Another issue is DDG feeding. With the Chinese refusal to import DDGs that might contain the MIR-162 gene, the largest export market for U.S. DDG was effectively closed off. That forced more DDG feeding in the fourth quarter than would otherwise have been the case, and resulted in less feeding of whole corn. Since the WCB has more ethanol plants making the DDGs and more cattle to consume them, the effect of this move is likely more pronounced for the WCB states.
We conclude that the corn market still has a mountain to climb. The regional stocks numbers could be made worse if USDA increases final production numbers via higher yields and can't reduce the harvested acreage estimate. Disappearance is growing to absorb the increased corn availability, but it takes time and it takes price incentives.

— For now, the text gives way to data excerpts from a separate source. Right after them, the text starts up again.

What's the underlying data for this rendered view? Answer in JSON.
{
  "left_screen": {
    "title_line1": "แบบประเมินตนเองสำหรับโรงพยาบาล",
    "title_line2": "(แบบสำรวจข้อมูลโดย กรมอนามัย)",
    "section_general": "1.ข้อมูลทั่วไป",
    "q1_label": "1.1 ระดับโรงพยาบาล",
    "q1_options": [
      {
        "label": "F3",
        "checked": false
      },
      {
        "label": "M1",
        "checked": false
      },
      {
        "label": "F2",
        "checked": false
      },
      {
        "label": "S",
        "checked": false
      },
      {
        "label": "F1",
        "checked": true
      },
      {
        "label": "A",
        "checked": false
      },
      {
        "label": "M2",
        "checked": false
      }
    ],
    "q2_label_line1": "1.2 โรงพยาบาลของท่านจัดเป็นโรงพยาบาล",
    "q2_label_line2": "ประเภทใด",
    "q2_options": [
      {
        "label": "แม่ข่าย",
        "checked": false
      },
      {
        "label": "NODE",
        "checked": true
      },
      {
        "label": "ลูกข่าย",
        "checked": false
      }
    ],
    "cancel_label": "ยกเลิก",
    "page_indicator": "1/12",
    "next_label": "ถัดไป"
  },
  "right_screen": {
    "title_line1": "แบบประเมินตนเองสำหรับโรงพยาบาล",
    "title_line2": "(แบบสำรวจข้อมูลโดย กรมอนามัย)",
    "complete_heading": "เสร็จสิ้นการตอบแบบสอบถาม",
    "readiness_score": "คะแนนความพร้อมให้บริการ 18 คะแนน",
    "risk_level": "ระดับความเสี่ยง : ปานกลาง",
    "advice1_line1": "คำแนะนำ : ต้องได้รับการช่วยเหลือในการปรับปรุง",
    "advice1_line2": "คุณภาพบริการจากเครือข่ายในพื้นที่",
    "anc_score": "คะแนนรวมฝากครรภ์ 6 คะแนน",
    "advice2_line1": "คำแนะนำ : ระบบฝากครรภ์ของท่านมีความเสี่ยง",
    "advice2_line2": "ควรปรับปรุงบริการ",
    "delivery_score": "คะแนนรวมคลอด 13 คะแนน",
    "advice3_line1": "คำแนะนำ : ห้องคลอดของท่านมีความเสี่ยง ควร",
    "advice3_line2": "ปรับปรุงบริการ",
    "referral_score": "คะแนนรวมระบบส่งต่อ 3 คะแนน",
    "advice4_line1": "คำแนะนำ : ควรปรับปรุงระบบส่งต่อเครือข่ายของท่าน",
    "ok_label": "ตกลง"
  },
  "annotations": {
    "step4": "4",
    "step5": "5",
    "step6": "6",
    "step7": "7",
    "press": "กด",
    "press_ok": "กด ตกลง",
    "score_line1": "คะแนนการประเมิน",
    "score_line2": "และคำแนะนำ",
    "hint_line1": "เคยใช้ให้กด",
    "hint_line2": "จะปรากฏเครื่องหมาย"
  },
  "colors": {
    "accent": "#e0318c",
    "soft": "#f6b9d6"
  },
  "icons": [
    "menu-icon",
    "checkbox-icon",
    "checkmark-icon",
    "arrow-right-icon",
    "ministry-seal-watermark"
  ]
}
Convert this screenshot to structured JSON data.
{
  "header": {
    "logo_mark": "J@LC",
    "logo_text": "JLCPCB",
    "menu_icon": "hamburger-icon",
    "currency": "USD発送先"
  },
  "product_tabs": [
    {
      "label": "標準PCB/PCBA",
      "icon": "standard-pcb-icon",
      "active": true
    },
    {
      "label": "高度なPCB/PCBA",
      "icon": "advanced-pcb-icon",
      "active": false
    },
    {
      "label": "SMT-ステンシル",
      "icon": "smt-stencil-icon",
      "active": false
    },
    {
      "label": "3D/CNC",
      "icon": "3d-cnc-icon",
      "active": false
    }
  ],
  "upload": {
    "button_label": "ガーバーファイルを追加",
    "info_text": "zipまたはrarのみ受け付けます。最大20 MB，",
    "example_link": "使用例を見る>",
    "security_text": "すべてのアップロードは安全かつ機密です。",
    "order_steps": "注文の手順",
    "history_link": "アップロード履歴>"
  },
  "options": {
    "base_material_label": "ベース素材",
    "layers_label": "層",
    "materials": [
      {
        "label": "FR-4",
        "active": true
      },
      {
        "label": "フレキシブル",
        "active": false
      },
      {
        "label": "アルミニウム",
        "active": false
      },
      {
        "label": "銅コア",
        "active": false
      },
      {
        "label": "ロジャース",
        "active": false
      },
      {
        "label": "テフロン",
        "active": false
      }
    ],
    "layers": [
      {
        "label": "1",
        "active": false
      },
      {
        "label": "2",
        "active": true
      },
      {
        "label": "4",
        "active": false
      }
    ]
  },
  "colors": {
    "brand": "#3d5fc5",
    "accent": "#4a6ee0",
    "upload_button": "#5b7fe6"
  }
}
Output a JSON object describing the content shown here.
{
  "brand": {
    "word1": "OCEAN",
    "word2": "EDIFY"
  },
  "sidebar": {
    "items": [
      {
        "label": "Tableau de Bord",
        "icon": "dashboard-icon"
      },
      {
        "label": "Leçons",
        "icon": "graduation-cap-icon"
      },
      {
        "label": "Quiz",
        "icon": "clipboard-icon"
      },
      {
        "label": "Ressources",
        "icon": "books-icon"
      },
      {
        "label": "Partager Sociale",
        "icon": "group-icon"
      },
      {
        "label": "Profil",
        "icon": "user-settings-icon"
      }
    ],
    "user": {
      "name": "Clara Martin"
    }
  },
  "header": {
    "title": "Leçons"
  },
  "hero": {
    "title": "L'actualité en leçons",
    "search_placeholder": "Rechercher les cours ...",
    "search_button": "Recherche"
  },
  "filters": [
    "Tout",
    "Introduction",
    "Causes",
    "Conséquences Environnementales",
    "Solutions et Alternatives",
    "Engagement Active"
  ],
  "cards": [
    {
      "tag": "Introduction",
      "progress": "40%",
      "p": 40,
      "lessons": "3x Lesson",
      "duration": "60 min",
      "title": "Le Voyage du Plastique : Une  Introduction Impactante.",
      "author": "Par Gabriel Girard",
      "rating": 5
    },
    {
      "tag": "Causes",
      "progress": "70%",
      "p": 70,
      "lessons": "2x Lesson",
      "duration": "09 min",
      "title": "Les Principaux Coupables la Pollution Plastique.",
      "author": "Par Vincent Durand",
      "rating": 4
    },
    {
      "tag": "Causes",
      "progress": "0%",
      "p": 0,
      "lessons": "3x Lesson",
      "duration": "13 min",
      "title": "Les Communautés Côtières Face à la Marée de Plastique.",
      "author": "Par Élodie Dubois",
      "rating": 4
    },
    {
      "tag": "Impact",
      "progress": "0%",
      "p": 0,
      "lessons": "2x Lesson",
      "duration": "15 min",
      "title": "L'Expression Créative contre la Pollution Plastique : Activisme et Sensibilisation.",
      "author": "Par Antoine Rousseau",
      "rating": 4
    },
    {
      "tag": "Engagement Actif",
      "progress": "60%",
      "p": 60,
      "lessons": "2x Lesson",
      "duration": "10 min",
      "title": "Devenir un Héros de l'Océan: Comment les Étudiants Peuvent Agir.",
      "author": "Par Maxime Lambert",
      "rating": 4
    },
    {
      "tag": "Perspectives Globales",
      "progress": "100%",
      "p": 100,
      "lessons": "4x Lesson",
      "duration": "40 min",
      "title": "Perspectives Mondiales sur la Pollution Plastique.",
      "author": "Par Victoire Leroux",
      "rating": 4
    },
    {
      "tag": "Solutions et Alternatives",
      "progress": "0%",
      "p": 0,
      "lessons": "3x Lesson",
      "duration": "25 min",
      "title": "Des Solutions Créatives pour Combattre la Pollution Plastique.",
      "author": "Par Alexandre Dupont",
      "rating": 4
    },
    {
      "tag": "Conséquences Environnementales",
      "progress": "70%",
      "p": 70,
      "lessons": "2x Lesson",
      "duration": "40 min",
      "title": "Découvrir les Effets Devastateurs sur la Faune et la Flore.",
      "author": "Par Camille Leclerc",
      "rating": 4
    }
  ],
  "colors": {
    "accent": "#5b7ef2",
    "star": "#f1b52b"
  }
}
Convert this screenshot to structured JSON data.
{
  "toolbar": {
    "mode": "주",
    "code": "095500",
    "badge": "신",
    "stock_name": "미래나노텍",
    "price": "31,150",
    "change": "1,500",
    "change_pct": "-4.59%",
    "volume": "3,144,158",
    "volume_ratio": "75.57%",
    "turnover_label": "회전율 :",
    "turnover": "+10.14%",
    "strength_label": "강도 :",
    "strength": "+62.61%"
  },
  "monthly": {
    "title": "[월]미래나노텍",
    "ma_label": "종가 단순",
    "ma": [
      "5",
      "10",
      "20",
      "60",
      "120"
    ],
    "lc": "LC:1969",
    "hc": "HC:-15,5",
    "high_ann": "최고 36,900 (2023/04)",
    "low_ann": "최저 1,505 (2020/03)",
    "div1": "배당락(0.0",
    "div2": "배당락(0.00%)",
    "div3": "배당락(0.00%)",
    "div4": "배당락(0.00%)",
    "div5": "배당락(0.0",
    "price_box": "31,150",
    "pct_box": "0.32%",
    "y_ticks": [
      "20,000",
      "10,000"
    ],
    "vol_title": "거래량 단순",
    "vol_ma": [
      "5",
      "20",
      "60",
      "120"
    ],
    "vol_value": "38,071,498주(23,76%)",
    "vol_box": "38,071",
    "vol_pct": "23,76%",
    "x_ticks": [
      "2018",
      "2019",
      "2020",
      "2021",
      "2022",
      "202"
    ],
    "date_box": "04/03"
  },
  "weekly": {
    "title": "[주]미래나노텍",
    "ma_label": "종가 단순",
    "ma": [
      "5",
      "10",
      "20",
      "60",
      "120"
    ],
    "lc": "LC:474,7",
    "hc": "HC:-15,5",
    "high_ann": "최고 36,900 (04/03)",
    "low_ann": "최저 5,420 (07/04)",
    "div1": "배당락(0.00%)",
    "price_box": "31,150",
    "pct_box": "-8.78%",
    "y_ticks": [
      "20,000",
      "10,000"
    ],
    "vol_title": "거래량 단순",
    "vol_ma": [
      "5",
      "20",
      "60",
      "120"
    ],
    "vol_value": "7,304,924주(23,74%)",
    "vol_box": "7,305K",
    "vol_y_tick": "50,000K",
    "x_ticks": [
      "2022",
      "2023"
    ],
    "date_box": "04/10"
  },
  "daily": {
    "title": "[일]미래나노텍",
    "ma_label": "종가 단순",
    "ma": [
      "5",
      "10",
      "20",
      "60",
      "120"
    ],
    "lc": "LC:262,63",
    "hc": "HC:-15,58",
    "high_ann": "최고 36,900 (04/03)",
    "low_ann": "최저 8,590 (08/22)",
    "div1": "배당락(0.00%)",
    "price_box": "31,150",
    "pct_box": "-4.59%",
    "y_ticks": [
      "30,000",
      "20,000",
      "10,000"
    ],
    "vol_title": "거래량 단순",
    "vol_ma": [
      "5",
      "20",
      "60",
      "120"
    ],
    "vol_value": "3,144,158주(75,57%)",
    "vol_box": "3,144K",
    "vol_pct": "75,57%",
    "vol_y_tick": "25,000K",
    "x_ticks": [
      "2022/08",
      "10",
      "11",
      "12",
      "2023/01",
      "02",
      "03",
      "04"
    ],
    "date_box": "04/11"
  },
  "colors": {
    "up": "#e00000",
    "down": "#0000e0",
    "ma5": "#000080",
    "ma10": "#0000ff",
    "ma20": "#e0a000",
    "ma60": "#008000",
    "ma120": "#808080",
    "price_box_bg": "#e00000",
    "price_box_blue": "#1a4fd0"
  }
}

When you have too much in inventory, you put things on sale. Low prices do cure low prices over time by both stimulating use and by discouraging future production of that particular commodity. The market will find a bottom, and it will rally as hedge positions are unwound. The speculators can't be blamed for this one, as they are still net long corn. It would help if EPA finally rolls out an expanded ethanol mandate, or at least removes some obstacles to E15 and higher blends. It would help if some other countries around the world decide to plant less corn this winter or next spring, and if U.S. producers do likewise. Expanding livestock numbers will also help take up some slack.